# Handin Exercise 6

Create a module containing a class with the following methods:
1. __init__(self, url_list)
2. download(url,filename) raises NotFoundException when url returns 404
3. multi_download() uses threads to download multiple urls as text and stores filenames as a property
4. __iter__() returns an iterator
5. __next__() returns the next filename (and stops when there are no more)
6. urllist_generator() returns a generator to loop through the urls
7. avg_vowels(text) - a rough estimate on readability returns average number of vowels in the words of the text
8. hardest_read() returns the filename of the text with the highest vowel score (use all the cpu cores on the computer for this work.

In [11]:
import requests
import uuid
from concurrent.futures import ThreadPoolExecutor, as_completed

class MyClass:
    def __init__(self, url_list):
        self.url_list = url_list
        self.filenames = []
        self.count = 0
        
    def download(self, url, filename):
        r = requests.get(url)
        if r.status_code == "404":
            raise NotFoundException("Given URL not found")
        else:
            f = open(filename, "a")
            f.write(r.json()["value"])
            
    def download_books(self, url, filename):
        r = requests.get(url)
        if r.status_code == "404":
            raise NotFoundException("Given URL not found")
        else:
            f = open(filename, "a")
            f.write(r.text)
            self.filenames.append(filename)
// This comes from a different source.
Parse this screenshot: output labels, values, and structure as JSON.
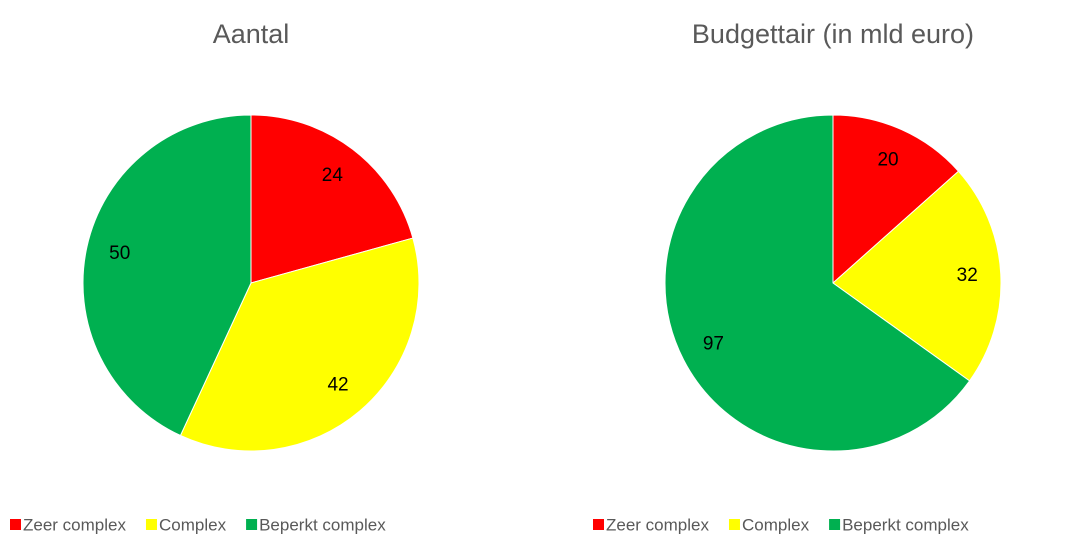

    def multi_download(self):
        threads = []
        with ThreadPoolExecutor(max_workers=20) as executor:
            for url in self.url_list:
                filename = str(uuid.uuid1())
                self.filenames.append(filename)
                threads.append(executor.submit(self.download(url, str(filename))))
                
    def __iter__ (self):
        return self
    
    def __next__(self):
        if len(self.filenames) == 0:
            raise StopIteration
        return self.filenames.pop()

In [12]:
randomUrls = ["https://api.chucknorris.io/jokes/random", "https://api.chucknorris.io/jokes/random", "https://api.chucknorris.io/jokes/random", "https://api.chucknorris.io/jokes/random"]

mc = MyClass(randomUrls)

In [3]:
print(next(mc))

d6d51a9e-857d-11eb-8d99-0242ac130003


In [4]:
def url_generator(self):
    while len(self.url_list) != 0:
        yield self.url_list.pop()
        
[x for x in url_generator(mc)]

['https://api.chucknorris.io/jokes/random',
 'https://api.chucknorris.io/jokes/random',
 'https://api.chucknorris.io/jokes/random',
 'https://api.chucknorris.io/jokes/random']

In [5]:
import csv

def avg_vowels(csv):
    count = 0
    text = ""
    with open(csv, "r") as file:
        lines = file.readlines()
        for line in lines:
            text = line.split(" ")
            all_vowels = 'aeiouyæøå'
            for word in text:
                for char in word:
                    if char in all_vowels:
                        count += 1
    return count/len(text)

print(avg_vowels("./5e6ce8d6-84e0-11eb-ade7-0242ac130003"))

0.9


In [6]:
import time
import multiprocessing
from concurrent.futures import ProcessPoolExecutor

def hardest_read(self, workers=multiprocessing.cpu_count()):
    with ProcessPoolExecutor(workers):
        scores = {}
        highest_score = 0
        for filename in self.filenames:
            scores[avg_vowels(filename)] = filename

        key_max = max(scores, key=scores.get)
        return scores[key_max]

hardest_read(mc)

'd6b6fc1c-857d-11eb-8d99-0242ac130003'

### Ex 2
Create a notebook and import your module from above
1. Find 10 books on https://www.gutenberg.org/browse/scores/top and download them using an object of the class you just created before
2. Test the different methods of your class
3. Make a bar plot with a sorted list of books on x-axis and avg vowels on y-axis

In [15]:
mc.download_books("https://www.gutenberg.org/files/84/84-0.txt", "Frankenstein")
mc.download_books("https://www.gutenberg.org/files/11/11-0.txt", "Alice in Wonderlands")
mc.download_books("https://www.gutenberg.org/files/64812/64812-0.txt", "Eyes that Watch")
mc.download_books("https://www.gutenberg.org/files/1661/1661-0.txt", "The Adventures of Sherlock Holmes")
mc.download_books("https://www.gutenberg.org/files/98/98-0.txt", "A Tale of Two Cities")
mc.download_books("https://www.gutenberg.org/files/1080/1080-0.txt", "A Modest Proposal")
mc.download_books("https://www.gutenberg.org/files/219/219-0.txt", "Heart of Darkness")
mc.download_books("https://www.gutenberg.org/cache/epub/5200/pg5200.txt", "Metamorphisis")
mc.download_books("https://www.gutenberg.org/files/174/174-0.txt", "The Picture of Dorian Gray")
mc.download_books("https://www.gutenberg.org/files/205/205-0.txt", "Walden, and On The Duty Of Civil Disobedience")